Big Bad Daddy: A Single Dad and the Nanny Romance

I had no date. I had gone to college out of state and had come back so recently that I hadn’t really had time to reconnect with any old friends. Going stag was fine. I danced with who I wanted and made out with some guy I didn’t know in a stairwell for a bit.

He was a nice guy, and he smelled good, but I found I was really smitten with one of Gerry’s sons. Both of them actually. I hadn’t met them before since I hadn’t been back much during school. They were twins, a few years older than me. Tyler and Bradley. Tyler had a small scar on his chin, a white streak through tanned flesh. Otherwise, they were identical: tall, with muscular arms and toned stomachs, at least as far as I could tell beneath their impossibly expensive suits; blond hair kept about the same length; blue eyes and dazzlingly white teeth. They were handsome. They were hot. I wanted one of them to take me into that stairwell and hike my dress up and bend me over. I didn’t care which one.

I’d always been a sexual being. It was just who I was. High school, college, I liked sex. I experimented. I didn’t need to be dating guys just to sleep with them. I was tipsy at the reception. Tyler and Bradley both had dates—thin little things with fake tits. They weren’t married or anything, but I chalked it up to a missed opportunity and had more drinks.
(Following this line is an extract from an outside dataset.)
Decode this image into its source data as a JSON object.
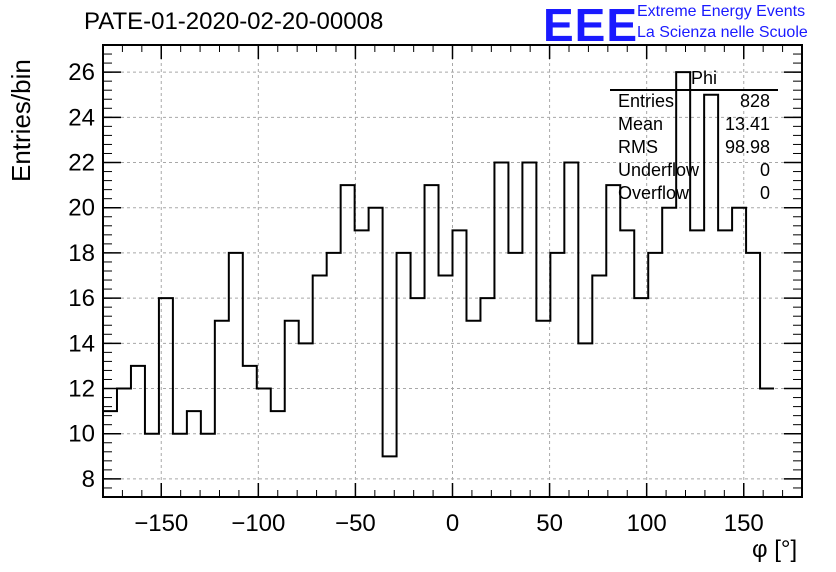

When I sobered up the next day, sleeping in my bed at my mother’s house—I could at least stay until she was back from her honeymoon—I realized that Tyler and Brad were my stepbrothers now. I shouldn’t have wanted to have sex with my stepbrothers. That was a little too southern for Chicago.



2

I had a degree in advertising, and I didn’t know what I was going to do with it. My mom and her new husband spent two weeks in the Bahamas. Then he was back to work, and his secretary, the cute young thing who had gotten the job my mother had wanted, called me and told me my stepfather wanted to meet with me.
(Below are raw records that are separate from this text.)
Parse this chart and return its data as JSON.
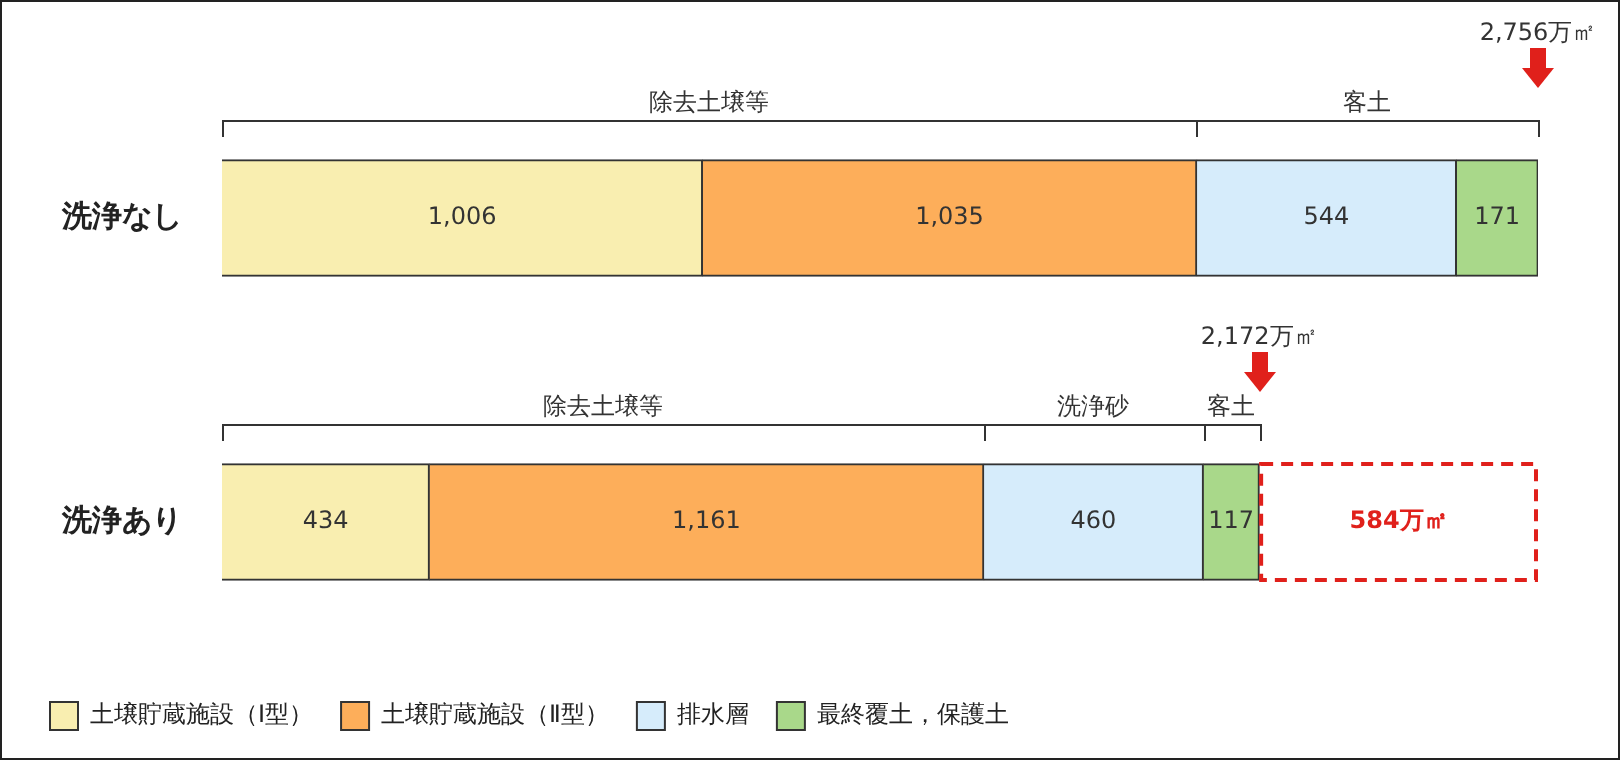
{
  "chart_data": {
    "type": "bar",
    "orientation": "horizontal",
    "stacked": true,
    "categories": [
      "洗浄なし",
      "洗浄あり"
    ],
    "series": [
      {
        "name": "土壌貯蔵施設（Ⅰ型）",
        "color": "#f9eeb0",
        "values": [
          1006,
          434
        ],
        "value_labels": [
          "1,006",
          "434"
        ]
      },
      {
        "name": "土壌貯蔵施設（Ⅱ型）",
        "color": "#fdae5a",
        "values": [
          1035,
          1161
        ],
        "value_labels": [
          "1,035",
          "1,161"
        ]
      },
      {
        "name": "排水層",
        "color": "#d6ecfb",
        "values": [
          544,
          460
        ],
        "value_labels": [
          "544",
          "460"
        ]
      },
      {
        "name": "最終覆土，保護土",
        "color": "#a9d88a",
        "values": [
          171,
          117
        ],
        "value_labels": [
          "171",
          "117"
        ]
      },
      {
        "color": "#e0201b",
        "values": [
          null,
          584
        ],
        "value_labels": [
          null,
          "584万㎡"
        ],
        "line_style": "dashed"
      }
    ],
    "xlim": [
      0,
      2756
    ],
    "tick_labels": "y",
    "legend": "bottom left",
    "annotations": [
      "除去土壌等",
      "客土",
      "2,756万㎡",
      "除去土壌等",
      "洗浄砂",
      "客土",
      "2,172万㎡"
    ]
  }
}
“When?” I asked. I had been sleeping, still at my mother’s house even though she hadn’t come home after the Bahamas. She had a new home.
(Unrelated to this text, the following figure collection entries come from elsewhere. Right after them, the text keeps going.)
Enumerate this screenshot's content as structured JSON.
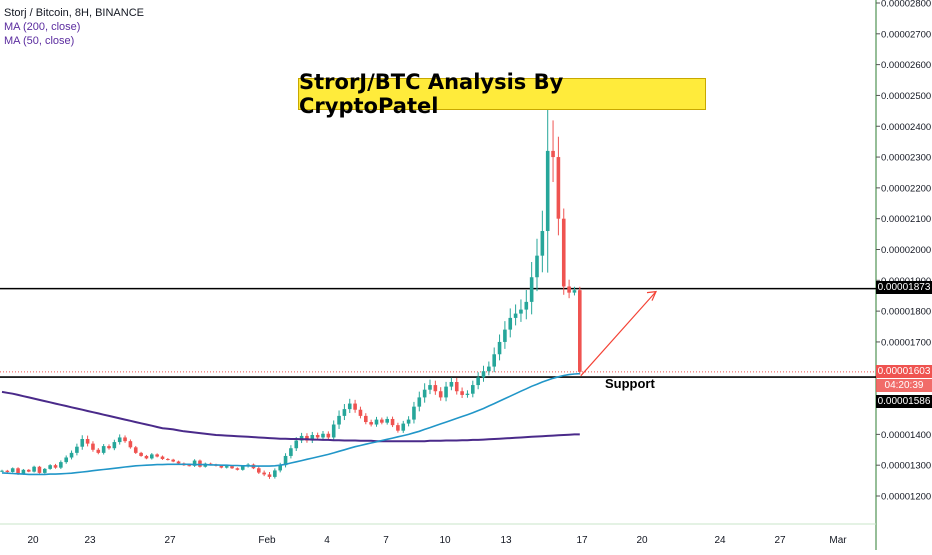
{
  "legend": {
    "symbol": "Storj / Bitcoin, 8H, BINANCE",
    "ma200": "MA (200, close)",
    "ma50": "MA (50, close)"
  },
  "annotation": {
    "title": "StrorJ/BTC Analysis By CryptoPatel",
    "support": "Support"
  },
  "price_tags": {
    "resistance": "0.00001873",
    "last_price": "0.00001603",
    "countdown": "04:20:39",
    "support": "0.00001586"
  },
  "colors": {
    "up": "#26a69a",
    "down": "#ef5350",
    "ma200": "#4a2a8a",
    "ma50": "#2196c8",
    "arrow": "#f44336",
    "title_bg": "#ffeb3b"
  },
  "chart_data": {
    "type": "candlestick",
    "symbol": "Storj / Bitcoin, 8H, BINANCE",
    "x_ticks": [
      "20",
      "23",
      "27",
      "Feb",
      "4",
      "7",
      "10",
      "13",
      "17",
      "20",
      "24",
      "27",
      "Mar"
    ],
    "y_ticks": [
      "0.00001200",
      "0.00001300",
      "0.00001400",
      "0.00001500",
      "0.00001600",
      "0.00001700",
      "0.00001800",
      "0.00001900",
      "0.00002000",
      "0.00002100",
      "0.00002200",
      "0.00002300",
      "0.00002400",
      "0.00002500",
      "0.00002600",
      "0.00002700",
      "0.00002800"
    ],
    "y_tick_values": [
      1200,
      1300,
      1400,
      1500,
      1600,
      1700,
      1800,
      1900,
      2000,
      2100,
      2200,
      2300,
      2400,
      2500,
      2600,
      2700,
      2800
    ],
    "y_unit": "1e-8 BTC",
    "resistance_level": 1873,
    "support_level": 1586,
    "last_price": 1603,
    "closes": [
      1282,
      1278,
      1290,
      1271,
      1285,
      1279,
      1295,
      1275,
      1288,
      1300,
      1292,
      1310,
      1325,
      1340,
      1360,
      1385,
      1370,
      1350,
      1340,
      1362,
      1355,
      1375,
      1390,
      1378,
      1358,
      1340,
      1330,
      1322,
      1335,
      1328,
      1320,
      1318,
      1312,
      1306,
      1300,
      1298,
      1315,
      1295,
      1305,
      1302,
      1298,
      1292,
      1297,
      1290,
      1285,
      1296,
      1302,
      1290,
      1276,
      1270,
      1262,
      1283,
      1300,
      1330,
      1355,
      1380,
      1395,
      1380,
      1398,
      1390,
      1402,
      1390,
      1432,
      1460,
      1482,
      1500,
      1480,
      1460,
      1440,
      1432,
      1448,
      1438,
      1450,
      1430,
      1412,
      1435,
      1448,
      1490,
      1520,
      1545,
      1560,
      1540,
      1520,
      1555,
      1570,
      1540,
      1528,
      1532,
      1560,
      1585,
      1605,
      1620,
      1660,
      1700,
      1740,
      1778,
      1792,
      1805,
      1830,
      1910,
      1980,
      2060,
      2320,
      2300,
      2100,
      1880,
      1860,
      1868,
      1603
    ],
    "ma200": [
      1538,
      1535,
      1532,
      1528,
      1524,
      1520,
      1516,
      1512,
      1508,
      1504,
      1500,
      1496,
      1492,
      1488,
      1484,
      1480,
      1476,
      1472,
      1468,
      1464,
      1460,
      1456,
      1452,
      1448,
      1444,
      1440,
      1436,
      1432,
      1428,
      1424,
      1420,
      1418,
      1416,
      1413,
      1410,
      1408,
      1406,
      1404,
      1402,
      1400,
      1398,
      1397,
      1396,
      1395,
      1394,
      1393,
      1392,
      1391,
      1390,
      1389,
      1388,
      1387,
      1386,
      1386,
      1385,
      1385,
      1384,
      1384,
      1383,
      1383,
      1382,
      1382,
      1381,
      1381,
      1380,
      1380,
      1380,
      1379,
      1379,
      1379,
      1378,
      1378,
      1378,
      1378,
      1378,
      1378,
      1378,
      1378,
      1378,
      1378,
      1379,
      1379,
      1379,
      1380,
      1380,
      1380,
      1381,
      1381,
      1382,
      1382,
      1383,
      1384,
      1385,
      1386,
      1387,
      1388,
      1389,
      1390,
      1391,
      1392,
      1393,
      1394,
      1395,
      1396,
      1397,
      1398,
      1399,
      1400,
      1400
    ],
    "ma50": [
      1275,
      1274,
      1273,
      1272,
      1271,
      1270,
      1270,
      1270,
      1270,
      1271,
      1271,
      1272,
      1273,
      1274,
      1276,
      1278,
      1280,
      1282,
      1284,
      1286,
      1288,
      1290,
      1292,
      1294,
      1296,
      1298,
      1299,
      1300,
      1301,
      1302,
      1302,
      1303,
      1303,
      1303,
      1303,
      1303,
      1302,
      1302,
      1302,
      1301,
      1301,
      1300,
      1300,
      1299,
      1299,
      1298,
      1298,
      1297,
      1297,
      1297,
      1297,
      1298,
      1300,
      1303,
      1307,
      1311,
      1315,
      1319,
      1323,
      1327,
      1331,
      1335,
      1340,
      1345,
      1350,
      1355,
      1360,
      1364,
      1368,
      1372,
      1376,
      1380,
      1384,
      1388,
      1392,
      1396,
      1400,
      1405,
      1410,
      1416,
      1422,
      1428,
      1434,
      1440,
      1446,
      1452,
      1458,
      1464,
      1470,
      1477,
      1484,
      1492,
      1500,
      1508,
      1516,
      1524,
      1532,
      1540,
      1548,
      1556,
      1563,
      1570,
      1576,
      1582,
      1587,
      1591,
      1594,
      1596,
      1597
    ]
  }
}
“Today if that works for you. Three?”

“What time is it now?” I asked, yawning. The woman paused.

“One ten,” she said finally.

“Okay, yeah. That’s fine,” I said, and then I hung up so I didn’t have to hear her silent judgment anymore. I showered and dressed and then took a frantic drive, as I wasn’t quite sure where I was going. Even so, I found myself ten minutes early, sitting across from the woman I had spoken to on the phone in a small room outside my stepfather's office. I didn’t wait long. He opened the door and smiled as he walked over to me. I stood up, wondering if he wanted to shake my hand, but instead he pulled me into a hug.

“How are you?” he asked me.

“Great,” I said, and followed him into his office. Gerry’s office was larger than some people’s homes. It had a wonderful view, large windows along one side of the wall that looked out over the city. Gerry sat behind his desk, waving a hand at one of two chairs across from him. I sat. He smiled.

“How was your trip?” I asked.

“Wonderful,” he said, nodding his head. He was a good-looking guy, tan like my mother, white teeth like his sons. His hair was thinning and gray, the only slight against his looks. We spent some time shooting the shit, as my father always said, and then he got to the point.

“Your mother tells me you went to school for advertising.”

I nodded. “She’s right.”

“I’d like to offer you a job here.”

My mouth fell open, and I hurried to close it. “I’ve been applying to some ad firms,” I said. “I didn’t think that was something you did here.”

“We do it all,” Gerry said with a laugh. “Really, though, we’ve been putting an in-house ad team together for the last few months. Perfect timing, with you graduating.”

“Not a lot of places have in-house ad teams,” I said.

“This isn’t a lot of places,” Gerry Harding said with a wide smile. He was certainly right about that. He went on. “We make a lot of things here, a lot of products. We want to take more control of the way they’re presented to the public. We’d like you to join the small team.”

I nodded. I couldn’t believe my ears. Finding work had been difficult, to say the least, so far. But now, here was a job falling into my lap.

“Okay,” I said, and my stepfather smiled. We spent half an hour going over things, and I signed a couple of papers. I started the next day.